Why can't we use implication for the existential quantifier?
To me it says there is some fruit that if it is an apple, it is delicious.
This is absolutely correct. There exists a fruit such that if it is an apple, then it is delicious. Let $x$ be such a fruit. We have two cases for what $x$ may be here:
- $x$ is an apple. Then $x$ is delicious. This is the $x$ you are searching for.
- $x$ is not an apple. Now the statement "if $x$ is an apple, then $x$ is delicious" automatically holds true. Since $x$ is not an apple, the conclusion doesn't matter. The statement is vacuously true.
So the statement $\exists{x} \in F, A(x) \implies D(x)$ fails to capture precisely your desired values of $x$, i.e., apples which are delicious, because it also includes other fruits.
I'm not quite sure that I really understand WHY I need to use implication for universal quantification, and conjunction for existential quantification.
Modifying your analysis a bit, let $A$ be the set of apples, and $D$ the set of delicious things.
$\forall x: [x\in A \implies x\in D]$ means all apples are delicious. Often written $\forall x\in A :x\in D$
$\forall x: [x\in A \land x\in D]$ means everything is a delicious apple.
$\exists x:[x\in A \land x\in D]$ means there exists at least one delicious apple. Often written $\exists x\in A:x\in D$, or equivalently $\exists x\in D: x\in A$
What does $\exists x:[x\in A \implies x\in D]$ mean? It is equivalent to $\exists x:[x\notin A \lor x\in D]$.
For a given $x$ then, either of the following possibilities that will satisfy this condition:
$x\in A \land x\in D$, i.e. there exists at least one delicious apple (as above)
$x\notin A\land x\in D$, i.e. there exists at least one non-apple that is delicious
$x\notin A\land x\notin D$, i.e. there exists at least one non-apple that is not delicious
So, the implication allows for more possibilities than the conjunction. In particular, the implication allows for the possibility that there are no apples. The conjunction does not.
Furthermore, $\exists x: [x\in A \implies x\in D]$ is a set theoretic variation of the so-called Drinker's Paradox. Here's where it gets crazy! For any set $A$ and any proposition $P$, we can prove using ordinary set theory that $$\exists x: [x\in A \implies P]$$
You could even prove, for example, that $$\exists x: [x\in A \implies x\notin A]$$ So, to avoid confusion, you would probably want to avoid such constructs in mathematics. For a formal development, see The Drinker's Paradox: A Tale of Three Paradoxes at my blog.
$\forall x\in F (A(x)\to D(x))$ versus $\exists x\in F(A(x)\wedge D(x))$
$\forall x\in F (A(x)\to D(x))$ says "any fruit, if it is an apple, then it is delicious," or simply, "apples are delicious fruit".

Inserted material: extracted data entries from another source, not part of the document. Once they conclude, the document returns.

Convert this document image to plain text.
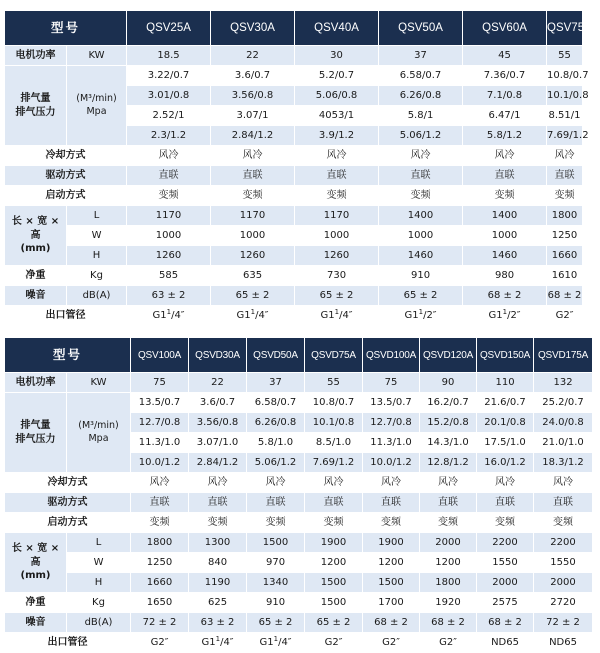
型号		QSV25A	QSV30A	QSV40A	QSV50A	QSV60A	QSV75A
电机功率	KW	18.5	22	30	37	45	55

排气量
排气压力	(M³/min)
Mpa	3.22/0.7	3.6/0.7	5.2/0.7	6.58/0.7	7.36/0.7	10.8/0.7
		3.01/0.8	3.56/0.8	5.06/0.8	6.26/0.8	7.1/0.8	10.1/0.8
		2.52/1	3.07/1	4053/1	5.8/1	6.47/1	8.51/1
		2.3/1.2	2.84/1.2	3.9/1.2	5.06/1.2	5.8/1.2	7.69/1.2
冷却方式		风冷	风冷	风冷	风冷	风冷	风冷
驱动方式		直联	直联	直联	直联	直联	直联
启动方式		变频	变频	变频	变频	变频	变频

长 × 宽 ×
高
(mm)	L	1170	1170	1170	1400	1400	1800
	W	1000	1000	1000	1000	1000	1250
	H	1260	1260	1260	1460	1460	1660
净重	Kg	585	635	730	910	980	1610
噪音	dB(A)	63 ± 2	65 ± 2	65 ± 2	65 ± 2	68 ± 2	68 ± 2
出口管径		$G1^1/4''$	$G1^1/4''$	$G1^1/4''$	$G1^1/2''$	$G1^1/2''$	G2″
型号		QSV100A	QSVD30A	QSVD50A	QSVD75A	QSVD100A	QSVD120A	QSVD150A	QSVD175A
电机功率	KW	75	22	37	55	75	90	110	132

排气量
排气压力	(M³/min)
Mpa	13.5/0.7	3.6/0.7	6.58/0.7	10.8/0.7	13.5/0.7	16.2/0.7	21.6/0.7	25.2/0.7
		12.7/0.8	3.56/0.8	6.26/0.8	10.1/0.8	12.7/0.8	15.2/0.8	20.1/0.8	24.0/0.8
		11.3/1.0	3.07/1.0	5.8/1.0	8.5/1.0	11.3/1.0	14.3/1.0	17.5/1.0	21.0/1.0
		10.0/1.2	2.84/1.2	5.06/1.2	7.69/1.2	10.0/1.2	12.8/1.2	16.0/1.2	18.3/1.2
冷却方式		风冷	风冷	风冷	风冷	风冷	风冷	风冷	风冷
驱动方式		直联	直联	直联	直联	直联	直联	直联	直联
启动方式		变频	变频	变频	变频	变频	变频	变频	变频

长 × 宽 ×
高
(mm)	L	1800	1300	1500	1900	1900	2000	2200	2200
	W	1250	840	970	1200	1200	1200	1550	1550
	H	1660	1190	1340	1500	1500	1800	2000	2000
净重	Kg	1650	625	910	1500	1700	1920	2575	2720
噪音	dB(A)	72 ± 2	63 ± 2	65 ± 2	65 ± 2	68 ± 2	68 ± 2	68 ± 2	72 ± 2
出口管径		G2″	$G1^1/4''$	$G1^1/4''$	G2″	G2″	G2″	ND65	ND65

$\forall x\in F (A(x)\wedge D(x))$ says "any fruit, is an apple and is delicious", or simply "all fruit are delicious apples."
Which says what you mean?
$\exists x\in F(A(x)\wedge D(x))$ says "some fruits, is an apple and is delicious," or simply "there is a delicious apple".
$\exists x\in F (A(x)\to D(x))$ says "there is some fruit, that if it were an apple then it would be delicious". Witness this mouldy orange.
Which says what you mean?